A Tale of Two Printers

For a long time, there was only one:

A wondrous machine, capable of making micron level detail… from Brazil, which made it doubly cool.

Only problem was, the inventor decided to go the secret-squirrel route, killing his tree-of-innovation with patents and “IP” and proprietaryness etc… with the result that

a) everyone who saw this printer’s blog, was strung along by the scarcity of it, eager to buy, baited breath… and…

b)… it took forever and…

c) … the geekosphere fell upon it like eviscerating crows, pointing out dubiousity, and preferred open-source alternatives

So up it goes on Indiegogo, pulling in $100k (so far) but really wanting $300,000…

… and then another one turns up on Kickstarter.

There is more money in Kickstarter… and this one actually does have better specs than the other one… but the most important thing about it is that it’s open-source. This means that instead of all the innovation happening behind closed doors, executed by a small team (of one), it becomes a platform for innovation by anyone, anywhere, who’s interested.

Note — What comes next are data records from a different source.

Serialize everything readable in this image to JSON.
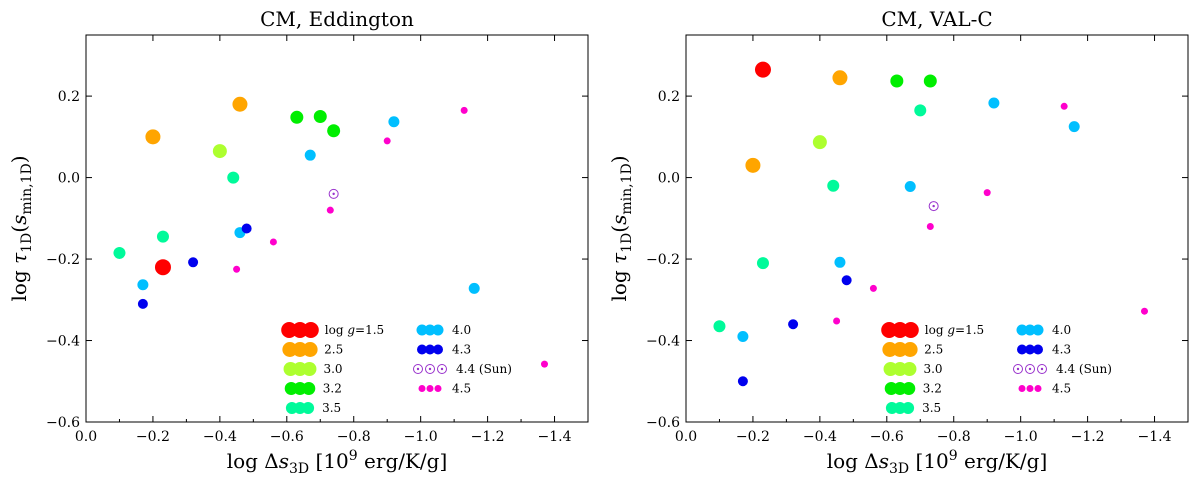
{
  "chart_data": [
    {
      "type": "scatter",
      "title": "CM, Eddington",
      "xlabel": "log Δs3D [10^9 erg/K/g]",
      "ylabel": "log τ1D(smin,1D)",
      "xlim": [
        0.0,
        -1.5
      ],
      "ylim": [
        -0.6,
        0.35
      ],
      "xticks": [
        "0.0",
        "−0.2",
        "−0.4",
        "−0.6",
        "−0.8",
        "−1.0",
        "−1.2",
        "−1.4"
      ],
      "yticks": [
        "−0.6",
        "−0.4",
        "−0.2",
        "0.0",
        "0.2"
      ],
      "series": [
        {
          "name": "log g=1.5",
          "color": "#ff0000",
          "points": [
            [
              -0.23,
              -0.22
            ]
          ]
        },
        {
          "name": "2.5",
          "color": "#ffa500",
          "points": [
            [
              -0.2,
              0.1
            ],
            [
              -0.46,
              0.18
            ]
          ]
        },
        {
          "name": "3.0",
          "color": "#adff2f",
          "points": [
            [
              -0.4,
              0.065
            ]
          ]
        },
        {
          "name": "3.2",
          "color": "#00ee00",
          "points": [
            [
              -0.63,
              0.148
            ],
            [
              -0.7,
              0.15
            ],
            [
              -0.74,
              0.115
            ]
          ]
        },
        {
          "name": "3.5",
          "color": "#00fa9a",
          "points": [
            [
              -0.1,
              -0.185
            ],
            [
              -0.23,
              -0.145
            ],
            [
              -0.44,
              0.0
            ]
          ]
        },
        {
          "name": "4.0",
          "color": "#00bfff",
          "points": [
            [
              -0.17,
              -0.263
            ],
            [
              -0.46,
              -0.135
            ],
            [
              -0.67,
              0.055
            ],
            [
              -0.92,
              0.137
            ],
            [
              -1.16,
              -0.272
            ]
          ]
        },
        {
          "name": "4.3",
          "color": "#0000ee",
          "points": [
            [
              -0.17,
              -0.31
            ],
            [
              -0.32,
              -0.208
            ],
            [
              -0.48,
              -0.125
            ]
          ]
        },
        {
          "name": "4.4 (Sun)",
          "color": "#9932cc",
          "points": [
            [
              -0.74,
              -0.04
            ]
          ]
        },
        {
          "name": "4.5",
          "color": "#ff00cc",
          "points": [
            [
              -0.45,
              -0.225
            ],
            [
              -0.56,
              -0.158
            ],
            [
              -0.73,
              -0.08
            ],
            [
              -0.9,
              0.09
            ],
            [
              -1.13,
              0.165
            ],
            [
              -1.37,
              -0.458
            ]
          ]
        }
      ]
    },
    {
      "type": "scatter",
      "title": "CM, VAL-C",
      "xlabel": "log Δs3D [10^9 erg/K/g]",
      "ylabel": "log τ1D(smin,1D)",
      "xlim": [
        0.0,
        -1.5
      ],
      "ylim": [
        -0.6,
        0.35
      ],
      "xticks": [
        "0.0",
        "−0.2",
        "−0.4",
        "−0.6",
        "−0.8",
        "−1.0",
        "−1.2",
        "−1.4"
      ],
      "yticks": [
        "−0.6",
        "−0.4",
        "−0.2",
        "0.0",
        "0.2"
      ],
      "series": [
        {
          "name": "log g=1.5",
          "color": "#ff0000",
          "points": [
            [
              -0.23,
              0.265
            ]
          ]
        },
        {
          "name": "2.5",
          "color": "#ffa500",
          "points": [
            [
              -0.2,
              0.03
            ],
            [
              -0.46,
              0.245
            ]
          ]
        },
        {
          "name": "3.0",
          "color": "#adff2f",
          "points": [
            [
              -0.4,
              0.087
            ]
          ]
        },
        {
          "name": "3.2",
          "color": "#00ee00",
          "points": [
            [
              -0.63,
              0.237
            ],
            [
              -0.73,
              0.237
            ]
          ]
        },
        {
          "name": "3.5",
          "color": "#00fa9a",
          "points": [
            [
              -0.1,
              -0.365
            ],
            [
              -0.23,
              -0.21
            ],
            [
              -0.44,
              -0.02
            ],
            [
              -0.7,
              0.165
            ]
          ]
        },
        {
          "name": "4.0",
          "color": "#00bfff",
          "points": [
            [
              -0.17,
              -0.39
            ],
            [
              -0.46,
              -0.208
            ],
            [
              -0.67,
              -0.022
            ],
            [
              -0.92,
              0.183
            ],
            [
              -1.16,
              0.125
            ]
          ]
        },
        {
          "name": "4.3",
          "color": "#0000ee",
          "points": [
            [
              -0.17,
              -0.5
            ],
            [
              -0.32,
              -0.36
            ],
            [
              -0.48,
              -0.252
            ]
          ]
        },
        {
          "name": "4.4 (Sun)",
          "color": "#9932cc",
          "points": [
            [
              -0.74,
              -0.07
            ]
          ]
        },
        {
          "name": "4.5",
          "color": "#ff00cc",
          "points": [
            [
              -0.45,
              -0.352
            ],
            [
              -0.56,
              -0.272
            ],
            [
              -0.73,
              -0.12
            ],
            [
              -0.9,
              -0.037
            ],
            [
              -1.13,
              0.175
            ],
            [
              -1.37,
              -0.328
            ]
          ]
        }
      ]
    }
  ]
}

The open variant has pulled down $140k so far (they only wanted $50k)… and still has 25 days to go. If memory serves, it achieved $100k in only two days.

I promise you, there is more money in open-platforms than closed products.

Meantime, the two main crowdfunding power-houses, kickstarter and indiegogo appear to have a new 3D printer variant turning up every week. If you search for “3d printer” you get these:

The overarching trend is a) shineyness of design and b) downwardness of price.

I’ll be really surprised if we don’t see a sub $100 kit within one year.

So how does this fit into the reprap ecosystem?… I’m not sure that this is what Adrian Bower had in mind when he talked about an ever-evolving ecosystem of machines… because hardly any of these machines are repraps… they’re repstraps – ie: they’re not made out of parts made by 3D printers – they’re made by laser-cutters and mills and so on.

I think environmental pressures (and culling) are still there… but the replication isn’t really replication at the device-level. It’s replication at the memetic level, and the machine is just a physical expression of the meme rather than being a replicator in its own right. This is still producing machines that are better and better adapted to the conditions in which they need to exist (ie: the intersection of price, speed, resolution, and material variety)… but the driver isn’t classical natural selection at the device level. It’s something else.

And I think this might mirror something that is beginning to happen in the “natural” world – in genetics. We’re seeing the beginnings of a change in how natural selection works… ie: the mutations are no longer blind, but directed… the variations are no longer the result of the mixing of the genes of two parents, but the result of external interference – “intelligent design”. It’s early days yet, but I’m guessing this will become more and more prevalent.

Lanzatech, The New Zealand waste-eating-microbes company, created the microbes by way of an evolutionary fast-breeder. (as far as I can gather) they accelerated the process of natural selection until microbes with the desired characteristics evolved. This is pretty cool… but I’m guessing that the future will be more to do with tweaking DNA directly… and you can tweak the DNA of far larger creatures. It’s already happening, courtesy of that bastion of corporate evil, Monsanto. It’s only a matter of time before we start tweaking ourselves… and who wouldn’t? The alternative is pain and death… and besides, I want to live in an Iain Banks novel.

Maybe this is “Unnatural Selection”… or maybe it’s evolution growing wings… and it is what machines have done all along anyway. I think the idea of natural-selection at a device level is a fallacy of perspective. It’s not the devices that are evolving, it’s the culture, and the culture steals whatever memetic DNA it wants, from anywhere. Everywhere… and it’s only a matter of time before human DNA becomes assimilated by The Culture.


2 Comments » for A Tale of Two Printers
  1. Alhazred The Sane says:

    The Wasp Factory? Nearly there, you sit down to pee.

  2. Nick Taylor says:

    And you crap standing up dear boy, so who is the more evolved, Hmm?

    Still… no need to lower the tone etc.